В полдень «Неустрашимый» шел крутым фордевиндом, а потому испытывал некоторую качку. Билли, который обедал внизу, так увлекся разговором с членами своей артели, что не остерегся, и при внезапном толчке вся похлебка из его миски выплеснулась на только что надраенную палубу. Каптенармус Клэггерт, помахивая тростью, положенной ему по должности, как раз в эту минуту проходил мимо закоулка, где обедали фор-марсовые, и жирная жижа потекла ему прямо под ноги.

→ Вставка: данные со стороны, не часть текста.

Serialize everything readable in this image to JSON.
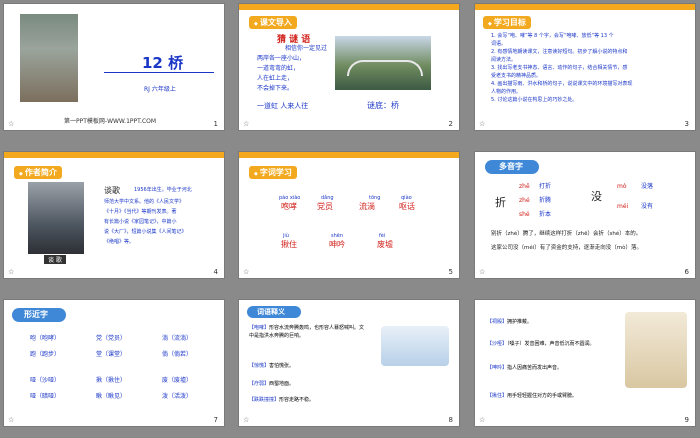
{
  "slides": [
    {
      "num": "1",
      "title": "12 桥",
      "subtitle": "RJ  六年级上",
      "footer": "第一PPT模板网-WWW.1PPT.COM"
    },
    {
      "num": "2",
      "tag": "课文导入",
      "riddle_title": "猜 谜 语",
      "riddle_lines": [
        "相信你一定见过",
        "两岸各一座小山，",
        "一道弯弯的虹，",
        "人在虹上走，",
        "不会掉下来。"
      ],
      "answer_label": "谜底：",
      "answer": "桥",
      "line_bottom": "一道虹 人来人往"
    },
    {
      "num": "3",
      "tag": "学习目标",
      "goals": [
        "1. 会写“咆、哮”等 8 个字，会写“咆哮、放低”等 13 个",
        "   词语。",
        "2. 有感情地朗读课文，注意读好短句。初步了解小说的特点和",
        "   阅读方法。",
        "3. 找出写老支书神态、语言、动作的句子，结合相关情节，感",
        "   受老支书的精神品质。",
        "4. 画出描写雨、洪水和桥的句子，说说课文中的环境描写对表现",
        "   人物的作用。",
        "5. 讨论这篇小说在构思上的巧妙之处。"
      ]
    },
    {
      "num": "4",
      "tag": "作者简介",
      "name": "谈歌",
      "intro": [
        "1956年出生。毕业于河北",
        "师范大学中文系。他的《人民文学》",
        "《十月》《当代》等期刊发表。著",
        "有长篇小说《家园笔记》，中篇小",
        "说《大厂》，短篇小说集《人间笔记》",
        "《绝唱》等。"
      ],
      "caption": "谈  歌"
    },
    {
      "num": "5",
      "tag": "字词学习",
      "rows": [
        [
          {
            "py": "páo xiào",
            "hz": "咆哮"
          },
          {
            "py": "dǎng",
            "hz": "党员"
          },
          {
            "py": "tōng",
            "hz": "流淌"
          },
          {
            "py": "qiào",
            "hz": "呕话"
          }
        ],
        [
          {
            "py": "jiù",
            "hz": "揪住"
          },
          {
            "py": "shēn",
            "hz": "呻吟"
          },
          {
            "py": "fèi",
            "hz": "废墟"
          }
        ]
      ]
    },
    {
      "num": "6",
      "tag": "多音字",
      "char1": "折",
      "items1": [
        {
          "py": "zhē",
          "word": "打折"
        },
        {
          "py": "zhé",
          "word": "折腾"
        },
        {
          "py": "shé",
          "word": "折本"
        }
      ],
      "char2": "没",
      "items2": [
        {
          "py": "mò",
          "word": "没落"
        },
        {
          "py": "méi",
          "word": "没有"
        }
      ],
      "sentence1": "别折（zhé）腾了，继续这样打折（zhē）会折（shé）本的。",
      "sentence2": "这家公司没（méi）有了资金的支持，逐渐走向没（mò）落。"
    },
    {
      "num": "7",
      "tag": "形近字",
      "groups": [
        [
          "咆（咆哮）",
          "跑（跑步）"
        ],
        [
          "党（党员）",
          "堂（课堂）"
        ],
        [
          "淌（流淌）",
          "倘（倘若）"
        ],
        [
          "哑（沙哑）",
          "哑（暗哑）"
        ],
        [
          "揪（揪住）",
          "瞅（瞅见）"
        ],
        [
          "废（废墟）",
          "泼（活泼）"
        ]
      ]
    },
    {
      "num": "8",
      "tag": "词语释义",
      "entries": [
        {
          "k": "【咆哮】",
          "v": "形容水流奔腾轰鸣，也形容人暴怒喊叫。文中是指洪水奔腾的巨响。"
        },
        {
          "k": "【惊慌】",
          "v": "害怕慌张。"
        },
        {
          "k": "【疗弱】",
          "v": "西蜀地面。"
        },
        {
          "k": "【跌跌撞撞】",
          "v": "形容走路不稳。"
        }
      ]
    },
    {
      "num": "9",
      "entries": [
        {
          "k": "【祠殿】",
          "v": "拥护推戴。"
        },
        {
          "k": "【沙哑】",
          "v": "（嗓子）发音困难，声音低沉而不圆润。"
        },
        {
          "k": "【呻吟】",
          "v": "指人因痛苦而发出声音。"
        },
        {
          "k": "【揪住】",
          "v": "用手轻轻握住对方的手或臂膀。"
        }
      ]
    }
  ],
  "colors": {
    "accent": "#f2a91f",
    "title_blue": "#1a36c7",
    "red": "#d0201a"
  }
}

Он перешагнул через нее и, поскольку при подобных обстоятельствах ничего заслуживающего внимания в этом происшествии не было, пошел дальше, но тут вдруг заметил, кому принадлежала злополучная миска. Он сразу переменился в лице и встал как вкопанный. Казалось, он хотел выбранить матроса, однако сдержался и, указывая на разлитую похлебку, шутливо похлопал его тростью на спине и негромко произнес тем особым мелодичным голосом, каким вдруг начинал говорить при определенных обстоятельствах:
— Мило-мило, дружочек! И ведь не по хорошему мил, а по милу хорош!
Затем он удалился, так что Билли не увидел невольной улыбки, а скорее гримасы, сопровождавшей эти двусмысленные слова и криво изогнувшей его красиво очерченные губы. Однако все приняли его слова за шутку, а поскольку, когда начальство шутит, положено смеяться, они и захохотали «в притворном веселье». Билли, возможно польщенный этим намеком на его положение Красавца Матроса, посмеялся вместе с ними, а потом, обращаясь к товарищам, воскликнул:
— Ну, кто еще скажет, что Тощий Франт на меня взъелся?
— А кто это говорил, Красавчик? — с некоторым удивлением осведомился некий Дональд.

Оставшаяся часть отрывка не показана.